Assessing Exception Handling Testing Practices in Open-Source Libraries
Eight years ago, Yuan2014 found that many of the failures in data-intensive systems were a result of people not testing the error handling, i.e., they didn't check that the alarms actually worked as designed. Subsequent research in several different contexts has confirmed this: programmers are less likely to test the "unhappy path" through their code, not least because of the difficulty of simulating things like timeouts, dropped network connections, and permission errors.
Lima2021 is therefore welcome news. They examined the test suites of 27 well-known open-source Java libraries, and while they did find that instructions and branches in catch blocks and throw instructions aren't covered as well as "main" code, most of the libraries' test suites could detect more than 70% of artificially-injected faults. That's a much higher percentage than I would have predicted; I'd be curious to see a companion study looking at whether books like Aniche's Effective Software Testing devote more to this topic than their predecessors did twenty years ago, and if so, whether that coverage preceded or followed improvements in practice.
Lima2021 Luan P. Lima, Lincoln S. Rocha, Carla I. M. Bezerra, and Matheus Paixao. Assessing exception handling testing practices in open-source libraries. Empirical Software Engineering, 6, 2021, doi:10.1007/s10664-021-09983-3.

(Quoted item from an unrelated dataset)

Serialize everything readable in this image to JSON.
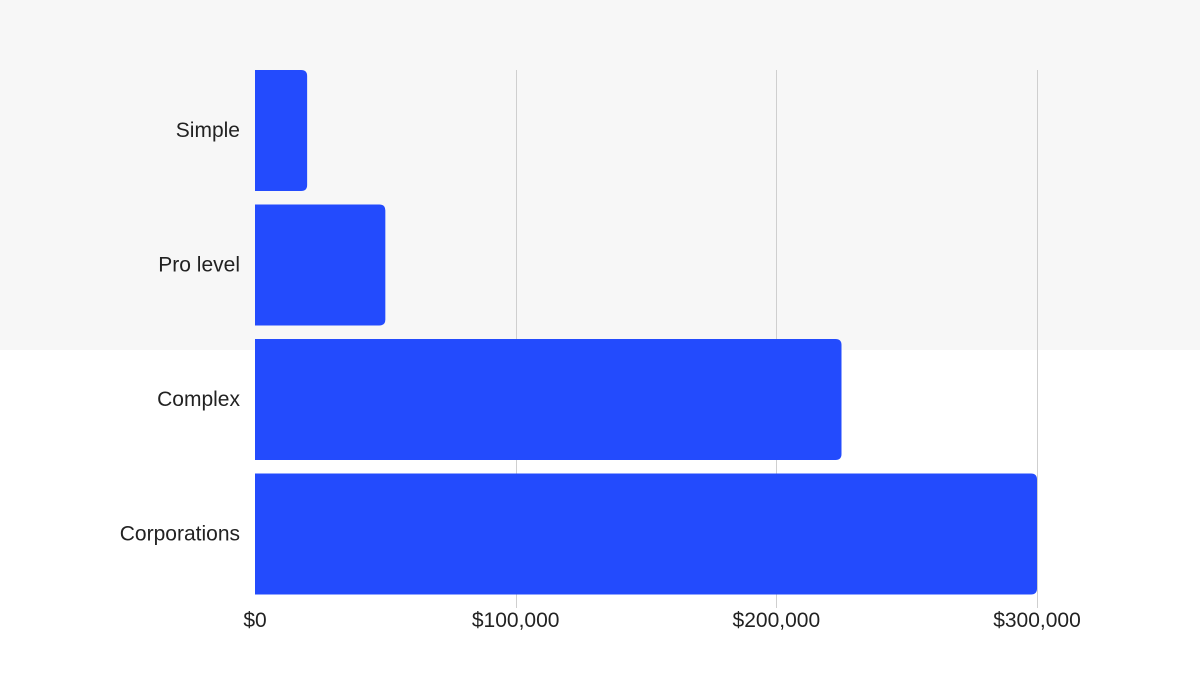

Modern programming languages (e.g., Java and C#) provide features to separate error-handling code from regular code, seeking to enhance software comprehensibility and maintainability. Nevertheless, the way exception handling (EH) code is structured in such languages may lead to multiple, different, and complex control flows, which may affect the software testability. Previous studies have reported that EH code is typically neglected, not well tested, and its misuse can lead to reliability degradation and catastrophic failures. However, little is known about the relationship between testing practices and EH testing effectiveness. In this exploratory study, we (i) measured the adequacy degree of EH testing concerning code coverage (instruction, branch, and method) criteria; and (ii) evaluated the effectiveness of the EH testing by measuring its capability to detect artificially injected faults (i.e., mutants) using 7 EH mutation operators. Our study was performed using test suites of 27 long-lived Java libraries from open-source ecosystems. Our results show that instructions and branches within catch blocks and throw instructions are less covered, with statistical significance, than the overall instructions and branches. Nevertheless, most of the studied libraries presented test suites capable of detecting more than 70% of the injected faults. From a total of 12, 331 mutants created in this study, the test suites were able to detect 68% of them.